I am trying to, for self-study, prove that the group $G$ of rotations of a cube is isomorphic to the symmetric group $S_4$. There are other questions on this, but I am trying to work through the details on my own without consulting previous attempts. I used this visual tool from Geogebra to inform the geometry of my answer.

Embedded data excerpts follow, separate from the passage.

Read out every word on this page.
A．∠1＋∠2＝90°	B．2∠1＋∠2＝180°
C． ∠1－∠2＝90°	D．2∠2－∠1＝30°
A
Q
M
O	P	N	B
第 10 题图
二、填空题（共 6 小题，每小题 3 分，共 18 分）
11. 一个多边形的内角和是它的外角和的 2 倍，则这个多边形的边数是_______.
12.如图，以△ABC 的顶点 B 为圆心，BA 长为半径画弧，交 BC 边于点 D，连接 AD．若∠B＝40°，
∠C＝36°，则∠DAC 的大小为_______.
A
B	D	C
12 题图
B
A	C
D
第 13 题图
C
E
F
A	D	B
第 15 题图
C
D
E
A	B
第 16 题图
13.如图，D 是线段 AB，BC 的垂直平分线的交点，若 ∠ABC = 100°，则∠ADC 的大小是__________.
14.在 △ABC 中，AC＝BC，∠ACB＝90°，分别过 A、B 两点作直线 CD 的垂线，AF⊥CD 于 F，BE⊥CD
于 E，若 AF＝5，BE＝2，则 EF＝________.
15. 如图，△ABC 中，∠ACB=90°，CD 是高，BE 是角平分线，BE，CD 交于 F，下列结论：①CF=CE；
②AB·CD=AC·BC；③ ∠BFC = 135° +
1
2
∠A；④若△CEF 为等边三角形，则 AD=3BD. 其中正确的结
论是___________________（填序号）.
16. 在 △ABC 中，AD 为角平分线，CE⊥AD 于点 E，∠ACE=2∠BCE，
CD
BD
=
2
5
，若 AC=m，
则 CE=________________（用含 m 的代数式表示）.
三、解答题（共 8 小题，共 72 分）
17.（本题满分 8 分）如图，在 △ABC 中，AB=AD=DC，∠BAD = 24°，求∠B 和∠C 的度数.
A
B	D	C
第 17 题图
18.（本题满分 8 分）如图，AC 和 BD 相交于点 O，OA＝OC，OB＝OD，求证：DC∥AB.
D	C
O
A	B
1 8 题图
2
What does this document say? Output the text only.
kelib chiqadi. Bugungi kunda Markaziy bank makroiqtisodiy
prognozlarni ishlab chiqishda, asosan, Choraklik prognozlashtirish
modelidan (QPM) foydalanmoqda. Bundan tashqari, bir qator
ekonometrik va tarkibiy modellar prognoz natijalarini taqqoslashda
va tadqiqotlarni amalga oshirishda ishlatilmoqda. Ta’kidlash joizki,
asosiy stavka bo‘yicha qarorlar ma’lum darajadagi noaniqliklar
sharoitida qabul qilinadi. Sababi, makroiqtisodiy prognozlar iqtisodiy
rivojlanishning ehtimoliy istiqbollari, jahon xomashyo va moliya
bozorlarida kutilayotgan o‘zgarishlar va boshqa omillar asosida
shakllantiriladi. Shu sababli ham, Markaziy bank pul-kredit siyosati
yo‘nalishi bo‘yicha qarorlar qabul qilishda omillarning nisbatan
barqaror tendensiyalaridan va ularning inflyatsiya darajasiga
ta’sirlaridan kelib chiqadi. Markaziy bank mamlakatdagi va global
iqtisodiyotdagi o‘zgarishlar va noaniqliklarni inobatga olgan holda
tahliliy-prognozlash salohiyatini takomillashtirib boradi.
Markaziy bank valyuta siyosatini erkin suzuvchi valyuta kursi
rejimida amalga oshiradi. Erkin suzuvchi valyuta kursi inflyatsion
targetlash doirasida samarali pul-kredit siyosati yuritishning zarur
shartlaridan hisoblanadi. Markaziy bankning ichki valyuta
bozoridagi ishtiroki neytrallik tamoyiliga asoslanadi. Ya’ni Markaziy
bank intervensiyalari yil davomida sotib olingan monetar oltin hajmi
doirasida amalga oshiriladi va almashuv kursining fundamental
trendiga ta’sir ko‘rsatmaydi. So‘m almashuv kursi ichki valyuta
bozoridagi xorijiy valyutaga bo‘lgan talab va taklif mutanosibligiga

Every rotation of the cube corresponds to a permutation of the four body diagonals joining opposite vertices. By mapping each element of $G$ to the permutation it induces on the diagonals, we get a homomorphism $f: G \to S_4$. By considering the rotation through the axis joining the midpoints of two opposite sides of the cube, we find that $\text{Im}(f)$ contains each of the $6$ transpositions in $S_4$. These transpositions generate $S_4$, so $f(G) \supset S_4$. That is, $f$ is surjective. The order of $G$ is $24$, however. The cube has six faces, any of which can be facing upward, and given a fixed such square face, there are $4$ possible rotations of this square that preserve the cube. So $|G| = 6 \times 4 = 24$. As $|G| = |S_4|$ and $f$ is surjective, it is bijective. So $G \cong S_4$.
Is my reasoning here sound? I have been struggling with this question for some time, so I would appreciate any clarifications on the steps of the argument for which my reasoning may be fuzzy.